Buchi Babu Sana’s Peddi is a wiggly, shapeless form of every commercial drama we’ve seen before. At times it’s an underdog’s slow coming-of-age story. A few other times, it’s a lilting sports saga about the power of grit. And in small but gratifying amounts, it's also a human drama about lessons in failure. It sort of throws everything against the wall and sees what sticks. And it… sticks. It sticks enough for us to suddenly shift in our seats and notice.
Peddi has something unique to offer — something that sets it apart from generic potboilers we’re used to tolerating: infinite amounts of self-awareness... and an in-form Ram Charan.
The Telugu film is consumed by this odd yet scrappy never-give-up energy. A philosophy it borrows from its lead Peddi (Ram Charan), a brash cricketer in rural Andhra Pradesh in the '80s. But sports isn’t just braggadocio in 'Peddi' world — the film routinely pipes in with reminders. Ram Charan moulds the colonial sport into his own hand, slapping it with the inimitable sensibilities only lovers of “mass” understand. Peddi does a small push-up between balls, leaps on the ground, and does a full dance routine with his bat on the pitch.
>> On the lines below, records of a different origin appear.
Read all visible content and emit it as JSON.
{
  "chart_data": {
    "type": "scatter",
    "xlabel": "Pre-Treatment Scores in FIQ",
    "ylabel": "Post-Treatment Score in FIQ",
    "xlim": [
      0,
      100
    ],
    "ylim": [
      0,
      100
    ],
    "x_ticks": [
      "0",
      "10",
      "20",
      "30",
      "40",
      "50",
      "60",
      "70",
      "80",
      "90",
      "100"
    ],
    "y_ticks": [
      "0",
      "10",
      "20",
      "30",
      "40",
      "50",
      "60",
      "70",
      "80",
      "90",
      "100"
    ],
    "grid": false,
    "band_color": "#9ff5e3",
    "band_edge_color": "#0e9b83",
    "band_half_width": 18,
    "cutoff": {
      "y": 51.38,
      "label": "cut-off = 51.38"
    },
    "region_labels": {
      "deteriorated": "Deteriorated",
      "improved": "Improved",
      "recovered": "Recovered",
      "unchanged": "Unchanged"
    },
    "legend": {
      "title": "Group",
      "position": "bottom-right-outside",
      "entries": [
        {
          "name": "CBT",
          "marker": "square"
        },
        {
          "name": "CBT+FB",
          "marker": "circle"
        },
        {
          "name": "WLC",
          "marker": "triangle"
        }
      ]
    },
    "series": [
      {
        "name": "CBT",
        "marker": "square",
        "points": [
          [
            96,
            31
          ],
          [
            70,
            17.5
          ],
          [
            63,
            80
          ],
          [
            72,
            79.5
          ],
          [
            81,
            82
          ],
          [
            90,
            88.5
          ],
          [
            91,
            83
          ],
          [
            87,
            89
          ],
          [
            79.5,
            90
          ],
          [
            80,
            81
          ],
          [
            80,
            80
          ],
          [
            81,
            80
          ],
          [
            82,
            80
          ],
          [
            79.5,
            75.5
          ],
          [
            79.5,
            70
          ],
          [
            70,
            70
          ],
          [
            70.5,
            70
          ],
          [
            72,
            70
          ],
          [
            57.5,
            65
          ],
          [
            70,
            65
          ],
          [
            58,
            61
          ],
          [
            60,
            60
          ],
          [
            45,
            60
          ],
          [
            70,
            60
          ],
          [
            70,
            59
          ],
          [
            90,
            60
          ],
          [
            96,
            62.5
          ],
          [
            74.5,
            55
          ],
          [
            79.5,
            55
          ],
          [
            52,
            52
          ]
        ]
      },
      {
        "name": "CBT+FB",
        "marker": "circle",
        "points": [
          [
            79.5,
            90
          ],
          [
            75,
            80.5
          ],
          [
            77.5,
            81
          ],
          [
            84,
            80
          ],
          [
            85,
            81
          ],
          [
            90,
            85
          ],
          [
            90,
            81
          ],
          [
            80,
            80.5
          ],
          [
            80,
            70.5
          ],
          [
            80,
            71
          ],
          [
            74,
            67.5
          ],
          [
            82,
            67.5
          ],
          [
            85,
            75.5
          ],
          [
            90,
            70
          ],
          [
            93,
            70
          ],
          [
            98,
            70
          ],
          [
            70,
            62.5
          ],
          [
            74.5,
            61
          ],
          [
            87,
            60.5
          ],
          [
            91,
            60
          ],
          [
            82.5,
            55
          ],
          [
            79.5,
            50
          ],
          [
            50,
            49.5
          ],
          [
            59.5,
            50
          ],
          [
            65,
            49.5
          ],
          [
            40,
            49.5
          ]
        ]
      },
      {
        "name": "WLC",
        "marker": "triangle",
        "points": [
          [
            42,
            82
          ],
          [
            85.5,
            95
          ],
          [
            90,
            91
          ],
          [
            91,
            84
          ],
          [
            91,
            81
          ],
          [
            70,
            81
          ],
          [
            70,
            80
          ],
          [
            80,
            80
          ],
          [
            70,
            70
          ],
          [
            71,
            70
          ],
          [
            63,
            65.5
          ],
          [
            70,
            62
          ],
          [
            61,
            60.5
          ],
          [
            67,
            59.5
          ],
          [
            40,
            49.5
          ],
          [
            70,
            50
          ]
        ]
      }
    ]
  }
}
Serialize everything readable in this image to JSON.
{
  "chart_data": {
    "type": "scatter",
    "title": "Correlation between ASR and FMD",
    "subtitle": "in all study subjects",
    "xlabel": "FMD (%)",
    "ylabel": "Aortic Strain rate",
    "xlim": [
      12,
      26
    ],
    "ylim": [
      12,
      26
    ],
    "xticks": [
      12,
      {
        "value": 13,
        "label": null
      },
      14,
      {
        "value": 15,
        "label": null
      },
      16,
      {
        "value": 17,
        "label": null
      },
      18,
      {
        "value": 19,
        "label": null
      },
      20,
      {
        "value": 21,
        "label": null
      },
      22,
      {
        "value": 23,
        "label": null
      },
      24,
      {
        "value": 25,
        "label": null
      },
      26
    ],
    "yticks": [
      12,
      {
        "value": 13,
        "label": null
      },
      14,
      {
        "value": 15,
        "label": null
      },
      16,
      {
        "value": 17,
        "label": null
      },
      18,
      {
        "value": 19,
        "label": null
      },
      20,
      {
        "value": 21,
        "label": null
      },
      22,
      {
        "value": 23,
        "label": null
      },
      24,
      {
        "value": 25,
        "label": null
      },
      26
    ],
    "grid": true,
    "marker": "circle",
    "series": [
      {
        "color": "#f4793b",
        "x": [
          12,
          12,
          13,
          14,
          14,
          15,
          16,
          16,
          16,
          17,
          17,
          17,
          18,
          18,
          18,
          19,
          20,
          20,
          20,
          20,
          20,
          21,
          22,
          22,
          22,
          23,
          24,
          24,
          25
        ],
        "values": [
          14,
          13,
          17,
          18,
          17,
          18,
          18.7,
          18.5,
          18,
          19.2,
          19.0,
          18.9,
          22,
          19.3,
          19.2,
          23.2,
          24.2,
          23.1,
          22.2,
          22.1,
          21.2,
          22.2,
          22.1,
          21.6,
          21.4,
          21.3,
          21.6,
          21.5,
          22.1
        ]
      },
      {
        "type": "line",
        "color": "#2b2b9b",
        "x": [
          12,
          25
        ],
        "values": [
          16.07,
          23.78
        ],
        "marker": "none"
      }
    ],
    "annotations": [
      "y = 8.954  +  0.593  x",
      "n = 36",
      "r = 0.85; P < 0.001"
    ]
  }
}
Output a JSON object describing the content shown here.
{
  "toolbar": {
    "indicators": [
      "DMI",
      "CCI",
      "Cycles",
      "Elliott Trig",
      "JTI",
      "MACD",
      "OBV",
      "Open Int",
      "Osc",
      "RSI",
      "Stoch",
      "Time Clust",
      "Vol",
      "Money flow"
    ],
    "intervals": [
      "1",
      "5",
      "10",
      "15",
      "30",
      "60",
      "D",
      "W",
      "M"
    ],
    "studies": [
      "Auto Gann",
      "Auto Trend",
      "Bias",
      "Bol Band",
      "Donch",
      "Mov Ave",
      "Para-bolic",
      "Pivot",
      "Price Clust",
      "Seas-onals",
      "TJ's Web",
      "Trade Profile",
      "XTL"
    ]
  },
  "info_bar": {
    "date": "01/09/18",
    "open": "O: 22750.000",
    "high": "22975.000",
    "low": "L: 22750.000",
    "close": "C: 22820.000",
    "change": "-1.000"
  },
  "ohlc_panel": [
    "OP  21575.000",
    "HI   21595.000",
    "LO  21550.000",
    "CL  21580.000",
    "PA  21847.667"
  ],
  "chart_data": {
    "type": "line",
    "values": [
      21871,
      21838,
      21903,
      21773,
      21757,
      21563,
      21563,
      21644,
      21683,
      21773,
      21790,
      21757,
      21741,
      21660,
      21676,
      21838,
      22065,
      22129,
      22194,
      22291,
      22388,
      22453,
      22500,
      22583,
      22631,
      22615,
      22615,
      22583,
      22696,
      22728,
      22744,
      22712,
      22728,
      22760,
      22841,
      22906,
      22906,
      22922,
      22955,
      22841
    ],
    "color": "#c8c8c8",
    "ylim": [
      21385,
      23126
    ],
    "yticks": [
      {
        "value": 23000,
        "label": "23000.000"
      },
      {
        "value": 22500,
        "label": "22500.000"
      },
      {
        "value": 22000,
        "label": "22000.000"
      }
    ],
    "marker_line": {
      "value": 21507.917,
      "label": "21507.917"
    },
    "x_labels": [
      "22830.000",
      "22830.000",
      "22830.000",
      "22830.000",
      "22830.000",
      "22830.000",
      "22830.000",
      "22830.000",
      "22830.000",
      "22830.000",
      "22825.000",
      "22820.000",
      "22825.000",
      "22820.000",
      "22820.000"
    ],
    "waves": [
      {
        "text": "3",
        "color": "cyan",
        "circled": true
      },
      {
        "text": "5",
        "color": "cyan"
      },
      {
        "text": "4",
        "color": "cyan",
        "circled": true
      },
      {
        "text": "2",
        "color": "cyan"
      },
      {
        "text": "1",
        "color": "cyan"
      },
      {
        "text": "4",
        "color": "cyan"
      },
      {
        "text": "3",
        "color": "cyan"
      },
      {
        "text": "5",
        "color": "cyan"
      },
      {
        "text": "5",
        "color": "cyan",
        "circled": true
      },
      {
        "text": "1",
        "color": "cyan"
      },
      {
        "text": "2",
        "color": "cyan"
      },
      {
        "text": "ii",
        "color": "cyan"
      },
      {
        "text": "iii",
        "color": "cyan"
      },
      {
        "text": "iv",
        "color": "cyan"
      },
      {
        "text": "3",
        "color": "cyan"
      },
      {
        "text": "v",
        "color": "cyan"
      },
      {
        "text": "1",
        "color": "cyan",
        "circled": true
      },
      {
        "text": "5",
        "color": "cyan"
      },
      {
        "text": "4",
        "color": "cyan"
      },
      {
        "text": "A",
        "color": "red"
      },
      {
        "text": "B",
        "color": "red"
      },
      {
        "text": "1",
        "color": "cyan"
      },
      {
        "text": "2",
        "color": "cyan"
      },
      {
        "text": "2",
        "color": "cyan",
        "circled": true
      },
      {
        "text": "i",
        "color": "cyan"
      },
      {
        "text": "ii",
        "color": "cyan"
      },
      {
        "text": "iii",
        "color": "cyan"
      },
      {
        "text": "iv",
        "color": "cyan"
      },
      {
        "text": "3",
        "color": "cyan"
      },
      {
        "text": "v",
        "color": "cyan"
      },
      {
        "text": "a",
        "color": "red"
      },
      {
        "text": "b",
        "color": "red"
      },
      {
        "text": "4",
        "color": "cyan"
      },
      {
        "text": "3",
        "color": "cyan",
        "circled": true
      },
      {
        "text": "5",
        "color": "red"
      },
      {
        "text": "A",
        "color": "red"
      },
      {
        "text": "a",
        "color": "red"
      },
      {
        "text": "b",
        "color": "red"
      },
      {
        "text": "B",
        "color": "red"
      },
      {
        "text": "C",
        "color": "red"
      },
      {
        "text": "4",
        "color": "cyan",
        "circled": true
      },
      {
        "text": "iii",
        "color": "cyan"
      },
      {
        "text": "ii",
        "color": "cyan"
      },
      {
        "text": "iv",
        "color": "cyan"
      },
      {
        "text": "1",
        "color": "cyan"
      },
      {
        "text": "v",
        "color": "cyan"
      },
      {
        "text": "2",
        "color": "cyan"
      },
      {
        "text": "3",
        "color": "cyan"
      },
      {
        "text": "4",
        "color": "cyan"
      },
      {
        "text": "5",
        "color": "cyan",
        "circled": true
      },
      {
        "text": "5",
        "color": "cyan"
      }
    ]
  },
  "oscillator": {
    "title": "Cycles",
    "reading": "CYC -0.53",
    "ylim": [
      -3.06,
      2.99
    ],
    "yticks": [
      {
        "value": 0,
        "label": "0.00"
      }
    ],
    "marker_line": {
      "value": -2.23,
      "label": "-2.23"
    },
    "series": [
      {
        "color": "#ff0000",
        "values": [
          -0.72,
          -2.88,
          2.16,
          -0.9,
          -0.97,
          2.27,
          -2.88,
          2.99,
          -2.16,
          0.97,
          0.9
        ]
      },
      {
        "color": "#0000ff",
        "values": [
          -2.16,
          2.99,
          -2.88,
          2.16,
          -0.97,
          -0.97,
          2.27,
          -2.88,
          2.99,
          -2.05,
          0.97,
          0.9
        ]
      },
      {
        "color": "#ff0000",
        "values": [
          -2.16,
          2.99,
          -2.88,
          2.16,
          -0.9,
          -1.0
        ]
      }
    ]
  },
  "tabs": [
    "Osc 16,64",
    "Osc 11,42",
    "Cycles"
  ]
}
But when the bat is not a tool for bravado, it is a weapon. A weapon used against wealthy oppressors who play the sport for pride. It is also the occasional shield that lets him look away from his own identity as a migrant labourer from a nameless village. But none of this depth is apparent in the film at first glance.
Buchi Babu spends the first half of the film setting up the milieu. The concept of cricketers for hire — Peddi doesn’t have the privilege to play for a team — gives the film a very interesting perspective, subtly telling us that there is more of this to come. But this is also where it lays bare its obvious chinks in the armour. Peddi lives his life by one motto: it is that he has but one life. This leads to some solid moments of drama towards the end, but also momentary doom. Janhvi Kapoor plays the forgettable Achiamma, who is forgettable even to the hero. And by that we mean, Peddi remembers her not by her face, but her waist. These scenes, shot with an intentionally unsettling male gaze, are impossible to sit through. Peddi’s skewed sense of moral high ground is on full display here as he deems it right to kiss without consent, but is outraged when the abuse comes from another man. It’s almost as if the filmmaker goes, ‘I’m sorry for the inconvenience, but I’ll come back to the film a bit later’.
The film hems and haws for our lost patience in the second half. And we begrudgingly give in; Peddi is fully aware of its limitations in writing. However, the secondary characters are incredibly interesting on paper. Jagapathi Babu plays Suri, a village leader who truly believes the fate of his village is deeply entwined with denied mobility (the local train refuses to stop at their village, reminiscent of Mari Selvaraj’s Karnan). Shiva Rajkumar plays Gournaidu, a gracefully ageing kusthi champion who places the game above accomplishment. The film doesn’t have the deftness to treat these characters with real nuance, but what it does have is the ability to trust in its lead actor’s ability to react.
One of the best lines in Peddi comes very offhandedly through Ram Charan, who observes success, “I’ve understood that we live in a world where people listen to winners.” A dialogue like this comes out of nowhere and makes us rethink all these scenes we’ve watched again, as Ram Charan gives Peddi immense physical and emotional heft to take it from a place of superficial masala to engaging commercial cinema.
DOP Rathnavelu and editor Naveen Nooli work overtime with Charan to gently push the film a little past the finish line, giving it an edge that seems exceedingly fresh for a full-meals entertainer. We have dolly zoom to convey intricate emotions, match cuts to keep things terrifically sleek, and film negative shots to depict a mood shift, making up for what the film lacks in writing.
One of the film's most interesting aspects is that there is no real villain. Now, a reading of this could be that Peddi has characters who don't really give the hero a good fight. But there is space for another argument. Divyenndu plays one of the bad guys, but the real villain here is circumstance. In any other film, this wouldn't be cause for any real celebration. But it's nice for a film like this show us success and failure in equal measure and have us sit with in discomfort along with its hero. Peddi does have a problem of the excesses and suffers from an overstretched climax. But by the end we don't really mind. It's the good bits that remain.